Author | : Jane Jelley |
Publisher | : Oxford University Press |
Total Pages | : 369 |
Release | : 2017-07-14 |
Genre | : Art |
ISBN | : 0192506900 |
Johannes Vermeer's luminous paintings are loved and admired around the world, yet we do not understand how they were made. We see sunlit spaces; the glimmer of satin, silver, and linen; we see the softness of a hand on a lute string or letter. We recognise the distilled impression of a moment of time; and we feel it to be real. We might hope for some answers from the experts, but they are confounded too. Even with the modern technology available, they do not know why there is no evidence of any preliminary drawing; why there are shifts in focus; and why his pictures are unusually blurred. Some wonder if he might possibly have used a camera obscura to capture what he saw before him.
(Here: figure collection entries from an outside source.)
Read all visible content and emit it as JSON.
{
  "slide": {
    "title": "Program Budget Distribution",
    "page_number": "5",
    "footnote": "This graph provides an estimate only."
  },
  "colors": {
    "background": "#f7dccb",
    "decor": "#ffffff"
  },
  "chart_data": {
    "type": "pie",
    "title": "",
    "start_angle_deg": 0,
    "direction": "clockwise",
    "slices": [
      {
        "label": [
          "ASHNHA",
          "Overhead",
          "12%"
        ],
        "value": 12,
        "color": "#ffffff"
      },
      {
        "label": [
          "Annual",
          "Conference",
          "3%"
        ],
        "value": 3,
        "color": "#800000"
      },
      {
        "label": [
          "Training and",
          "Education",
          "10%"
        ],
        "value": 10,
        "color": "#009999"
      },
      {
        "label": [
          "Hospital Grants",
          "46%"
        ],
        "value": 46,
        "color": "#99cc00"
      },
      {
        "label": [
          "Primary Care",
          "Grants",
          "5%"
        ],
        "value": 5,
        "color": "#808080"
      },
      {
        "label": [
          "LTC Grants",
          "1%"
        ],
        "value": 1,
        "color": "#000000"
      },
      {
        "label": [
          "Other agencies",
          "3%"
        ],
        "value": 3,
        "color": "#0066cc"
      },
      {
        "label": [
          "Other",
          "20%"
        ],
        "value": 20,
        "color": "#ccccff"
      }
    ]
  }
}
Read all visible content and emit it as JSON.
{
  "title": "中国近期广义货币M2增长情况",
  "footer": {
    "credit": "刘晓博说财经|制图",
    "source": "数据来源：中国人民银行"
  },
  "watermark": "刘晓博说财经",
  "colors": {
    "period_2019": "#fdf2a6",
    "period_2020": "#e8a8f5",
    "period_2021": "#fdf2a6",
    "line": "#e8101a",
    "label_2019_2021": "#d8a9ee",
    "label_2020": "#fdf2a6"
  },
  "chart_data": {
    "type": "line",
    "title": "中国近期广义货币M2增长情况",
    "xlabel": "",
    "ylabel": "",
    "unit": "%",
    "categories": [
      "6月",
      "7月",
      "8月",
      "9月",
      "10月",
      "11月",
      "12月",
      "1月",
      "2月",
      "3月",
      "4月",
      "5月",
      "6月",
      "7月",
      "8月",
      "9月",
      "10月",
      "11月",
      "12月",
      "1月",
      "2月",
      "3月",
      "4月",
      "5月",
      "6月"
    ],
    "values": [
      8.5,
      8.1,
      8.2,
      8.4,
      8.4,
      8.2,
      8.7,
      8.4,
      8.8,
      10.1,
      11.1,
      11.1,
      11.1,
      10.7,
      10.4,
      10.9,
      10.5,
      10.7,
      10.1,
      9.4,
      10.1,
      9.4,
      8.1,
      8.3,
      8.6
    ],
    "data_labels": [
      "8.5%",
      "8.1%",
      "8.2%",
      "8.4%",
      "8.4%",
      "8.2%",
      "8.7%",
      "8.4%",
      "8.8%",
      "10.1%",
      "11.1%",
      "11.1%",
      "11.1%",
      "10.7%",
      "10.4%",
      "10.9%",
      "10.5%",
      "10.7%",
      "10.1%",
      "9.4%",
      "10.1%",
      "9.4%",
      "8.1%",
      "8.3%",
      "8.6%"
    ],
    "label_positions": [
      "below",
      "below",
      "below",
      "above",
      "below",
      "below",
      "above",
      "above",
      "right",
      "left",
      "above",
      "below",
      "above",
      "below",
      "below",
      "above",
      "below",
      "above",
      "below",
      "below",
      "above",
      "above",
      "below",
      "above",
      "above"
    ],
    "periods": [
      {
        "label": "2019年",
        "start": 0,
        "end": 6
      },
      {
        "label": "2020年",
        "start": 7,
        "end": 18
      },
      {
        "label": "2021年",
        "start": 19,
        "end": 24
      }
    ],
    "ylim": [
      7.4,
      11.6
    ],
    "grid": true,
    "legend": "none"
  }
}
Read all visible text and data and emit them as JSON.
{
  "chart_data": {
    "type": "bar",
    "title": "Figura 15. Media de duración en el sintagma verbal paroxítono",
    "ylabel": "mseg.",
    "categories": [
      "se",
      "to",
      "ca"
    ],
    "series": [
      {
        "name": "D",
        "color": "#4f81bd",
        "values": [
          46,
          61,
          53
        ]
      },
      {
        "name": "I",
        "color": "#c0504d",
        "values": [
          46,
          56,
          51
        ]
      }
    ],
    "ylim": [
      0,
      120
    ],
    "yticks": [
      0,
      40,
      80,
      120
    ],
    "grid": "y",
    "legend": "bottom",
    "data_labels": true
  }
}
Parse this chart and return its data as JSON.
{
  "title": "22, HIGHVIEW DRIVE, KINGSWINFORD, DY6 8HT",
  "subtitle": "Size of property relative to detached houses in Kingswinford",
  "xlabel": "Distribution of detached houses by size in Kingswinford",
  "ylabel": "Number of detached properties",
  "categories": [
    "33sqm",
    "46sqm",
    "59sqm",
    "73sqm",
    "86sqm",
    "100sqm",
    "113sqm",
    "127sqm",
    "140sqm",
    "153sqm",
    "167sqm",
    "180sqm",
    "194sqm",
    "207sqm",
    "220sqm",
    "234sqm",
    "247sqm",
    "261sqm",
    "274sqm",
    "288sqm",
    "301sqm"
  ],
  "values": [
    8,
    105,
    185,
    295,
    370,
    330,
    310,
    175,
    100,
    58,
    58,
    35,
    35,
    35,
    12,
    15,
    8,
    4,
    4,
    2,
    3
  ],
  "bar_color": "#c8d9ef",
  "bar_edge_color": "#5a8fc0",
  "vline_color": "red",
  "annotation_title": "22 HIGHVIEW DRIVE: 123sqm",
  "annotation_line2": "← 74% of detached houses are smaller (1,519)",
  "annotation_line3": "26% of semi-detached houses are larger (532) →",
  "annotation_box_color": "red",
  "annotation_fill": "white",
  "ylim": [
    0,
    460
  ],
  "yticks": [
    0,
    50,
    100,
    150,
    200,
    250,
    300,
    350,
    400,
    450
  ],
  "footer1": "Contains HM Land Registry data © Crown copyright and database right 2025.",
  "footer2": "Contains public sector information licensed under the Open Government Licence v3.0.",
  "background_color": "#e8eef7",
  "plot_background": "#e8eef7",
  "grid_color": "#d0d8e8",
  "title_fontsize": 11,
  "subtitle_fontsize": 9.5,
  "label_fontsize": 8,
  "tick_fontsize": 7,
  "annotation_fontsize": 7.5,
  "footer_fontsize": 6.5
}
The few traces Vermeer has left behind tell us little: there are no letters or diaries; and no reports of him at work. Jane Jelley has taken a new path in this detective story. A painter herself, she has worked with the materials of his time: the cochineal insect and lapis lazuli; the sheep bones, soot, earth, and rust. She shows us how painters made their pictures layer by layer; she investigates old secrets; and hears travellers' tales. She explores how Vermeer could have used a lens in the creation of his masterpieces. The clues were there all along. After all this time, now we can unlock the studio door, and catch a glimpse of Vermeer inside, painting light.